I am pleased to publish a short interview that I have recently conducted with Stuart Langridge, a British SEO Manager that works for an online casino firm, based in Malta. Stuart has worked in online marketing and SEO for more than a decade, for a media firm, as an SEO consultant to businesses in multiple sectors and Head of Marketing for a fantasy football game.
Is the Casino website in Great Britain?
Actually no. I am from the UK, so you are right to ask, but the company I work for has several casinos targeting different European countries in different languages. For example, our main brand is Swedish, we also have a Norwegian language site, plus another that is targeting Sweden, Norway and Australia (in English) called CaratCasino.com, that we recently signed a deal for.
This kind of approach – having multiple brands – is actually quite common in the casino space. We are a small, young firm, so we are not yet as visible as we need to be in the SERPs – these are big mountains to climb.
The legislation of gambling is unusual in Europe because there are EU rules and national rules, so which countries a firm targets depends on the licenses that they hold. For some reason that I don’t understand, the founders of a very large percentage of European casino firms are from Sweden. It then becomes quite natural for these companies to focus on Nordic clients, making these countries very competitive and the SERPs very tough.
Where are online casinos located?
A very large proportion of the European casinos have some sort of presence in Malta. That is where I live and where the firm I work for is based. A number of years ago the Maltese government created legislation to attract the gaming sector and it was very successful. Without exaggeration, there are probably more than 100 companies that have an office within 2 miles of where I am currently sat.
Is user experience a factor? Do people download software?
There are actually a small number of firms that create and operate the slot and casino games. They then license their use to other websites. In some respects, this makes a lot of the online casino sector quite generic because most sites host most of the games. It also means that marketing becomes a major differentiator between companies, making brand building and then being able to bring players back to your site is very important.
The games can be played on any device, meaning that there is a growing market for casino and slot games on smartphones.
Do you do any PPC?
Pay per click advertising is very restricted, again because of the licenses that companies have. For example, all casinos in the UK must have a UK license. With a UK license, it is possible to have a Google AdWords account, so the cost per click is high, because the betting firms and casinos are marketing directly to potential players. Just taking one phrase at random, “online roulette” shows at $122 per click in AdWords in the UK.
In contrast, there are other countries where it is virtually impossible to advertise and as such there are almost no PPC advertisers and those few that can pay very little per click.
This sounds challenging, but another challenge is simply getting started.
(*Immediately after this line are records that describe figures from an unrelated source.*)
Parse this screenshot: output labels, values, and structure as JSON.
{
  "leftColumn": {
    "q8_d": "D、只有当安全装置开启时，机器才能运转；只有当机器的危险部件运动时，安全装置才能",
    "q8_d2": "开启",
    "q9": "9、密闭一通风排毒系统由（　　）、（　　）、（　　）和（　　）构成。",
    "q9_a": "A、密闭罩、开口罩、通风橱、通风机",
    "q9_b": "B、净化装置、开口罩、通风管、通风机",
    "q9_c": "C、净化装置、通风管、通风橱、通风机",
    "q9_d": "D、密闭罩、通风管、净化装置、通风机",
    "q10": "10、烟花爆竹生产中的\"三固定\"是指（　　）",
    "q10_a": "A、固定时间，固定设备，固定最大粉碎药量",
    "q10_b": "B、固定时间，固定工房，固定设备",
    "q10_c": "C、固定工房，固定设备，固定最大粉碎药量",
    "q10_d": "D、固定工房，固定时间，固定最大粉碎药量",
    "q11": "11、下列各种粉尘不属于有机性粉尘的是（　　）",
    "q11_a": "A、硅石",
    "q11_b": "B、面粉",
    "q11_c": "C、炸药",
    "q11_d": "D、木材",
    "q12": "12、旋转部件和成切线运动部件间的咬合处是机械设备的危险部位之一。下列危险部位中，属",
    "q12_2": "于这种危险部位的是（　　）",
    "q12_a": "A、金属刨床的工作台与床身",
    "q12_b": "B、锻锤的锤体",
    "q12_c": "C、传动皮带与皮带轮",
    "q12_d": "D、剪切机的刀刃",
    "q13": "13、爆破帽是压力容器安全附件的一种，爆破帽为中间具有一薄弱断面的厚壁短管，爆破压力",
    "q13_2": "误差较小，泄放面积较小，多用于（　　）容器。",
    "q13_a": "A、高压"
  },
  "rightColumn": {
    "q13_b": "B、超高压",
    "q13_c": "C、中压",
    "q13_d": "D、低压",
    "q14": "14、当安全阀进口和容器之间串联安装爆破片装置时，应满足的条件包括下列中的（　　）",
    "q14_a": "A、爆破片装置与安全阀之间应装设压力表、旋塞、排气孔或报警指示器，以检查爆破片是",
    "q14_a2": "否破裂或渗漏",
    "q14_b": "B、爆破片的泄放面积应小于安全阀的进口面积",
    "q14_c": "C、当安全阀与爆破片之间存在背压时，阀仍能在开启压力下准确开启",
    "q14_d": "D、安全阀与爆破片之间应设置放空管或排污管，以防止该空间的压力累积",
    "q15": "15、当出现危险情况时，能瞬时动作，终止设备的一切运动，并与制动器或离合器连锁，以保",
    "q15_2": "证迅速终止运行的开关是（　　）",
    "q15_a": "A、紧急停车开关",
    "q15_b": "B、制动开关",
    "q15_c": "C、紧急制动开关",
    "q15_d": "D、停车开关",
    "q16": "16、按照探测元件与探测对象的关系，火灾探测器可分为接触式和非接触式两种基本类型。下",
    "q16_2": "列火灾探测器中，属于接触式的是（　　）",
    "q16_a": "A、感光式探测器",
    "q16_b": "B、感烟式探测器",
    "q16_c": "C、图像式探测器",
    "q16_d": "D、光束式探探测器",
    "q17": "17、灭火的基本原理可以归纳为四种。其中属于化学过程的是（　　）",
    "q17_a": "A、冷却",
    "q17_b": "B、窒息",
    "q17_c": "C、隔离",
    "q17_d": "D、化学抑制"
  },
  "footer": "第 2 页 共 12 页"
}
I have learned from previous experience in another firm that it can be very difficult to open an AdWords account when you are a licensed business.
Do you do any CRO?
Yes I do, currently on one of our sites. When a business is paying as much as a casino does to attract new clients, conversion is a very important area. Testing registration and deposit pages, email funnels and bonuses is vital if the site is going to be profitable in the long-term.
Is there an active affiliate sector?
Yes, the affiliates drive a lot of revenue for the gaming sector. The Panda update by Google hit lots of casino sites that were using spammy links and this opened the door more for affiliates. I think that some casinos are still very uneasy about committing to SEO because they spent so much money in previous years and had their fingers burnt.
Now, the big affiliates dominate the SERPs and it takes a lot to outrank them. In just the last few years there have been a couple of huge companies built around their gaming affiliate SEO. There is one that I can think of that acquires other affiliates, including their PBNs, and I am told that they now control tens of thousands of domains! That is not easy to compete against.
Do sites get natural backlinks?
No. I have been very successful in the past running content marketing campaigns and I like to think that I know what I’m doing, but in betting and casino, it is virtually impossible to get legitimate sites to write about and link to you.
One problem that the sector faces is that in the pre-Panda days, every firm was doing outreach and trying to buy links, not just in casino, but in most sectors. This means that over time, almost every blog and website owner has received emails asking to buy links, so everyone knows that if they want to build that link, someone will pay for it. On top of that, there is the “adult” nature to casino which puts lots of webmasters off from linking.
What are the main link building tactics?
Following on from my previous answer, there is very little choice for most gaming sites than to buy links. Whether as an operator or as an affiliate you can’t get started in SEO in gaming now without having serious money backing you.
In fact, there can be a very limited number of websites and blogs in many languages that would be suitable for linking purposes. Just take a moment to think about how many sites would be appropriate for links in, let’s say, Norwegian or Danish. It really can be difficult to buy links!
Do most online gaming sites use black hat SEO?
If you consider buying links to be black hat, then yes, I would imagine that virtually all gaming companies do this to some degree. However, there are some firms that have very strong relationships with affiliates and do not even try to generate SEO traffic. For them, the affiliates handle the SEO and the email lists.
I personally have no experience in the really dark arts of SEO. I have friends that work in other gaming firms that have told me that some of their brands have been under attack from thousands of spammy links being built per hour, but thankfully I have never had to deal with that myself. Presumably it is their competition building those links, but I don’t know any of the details.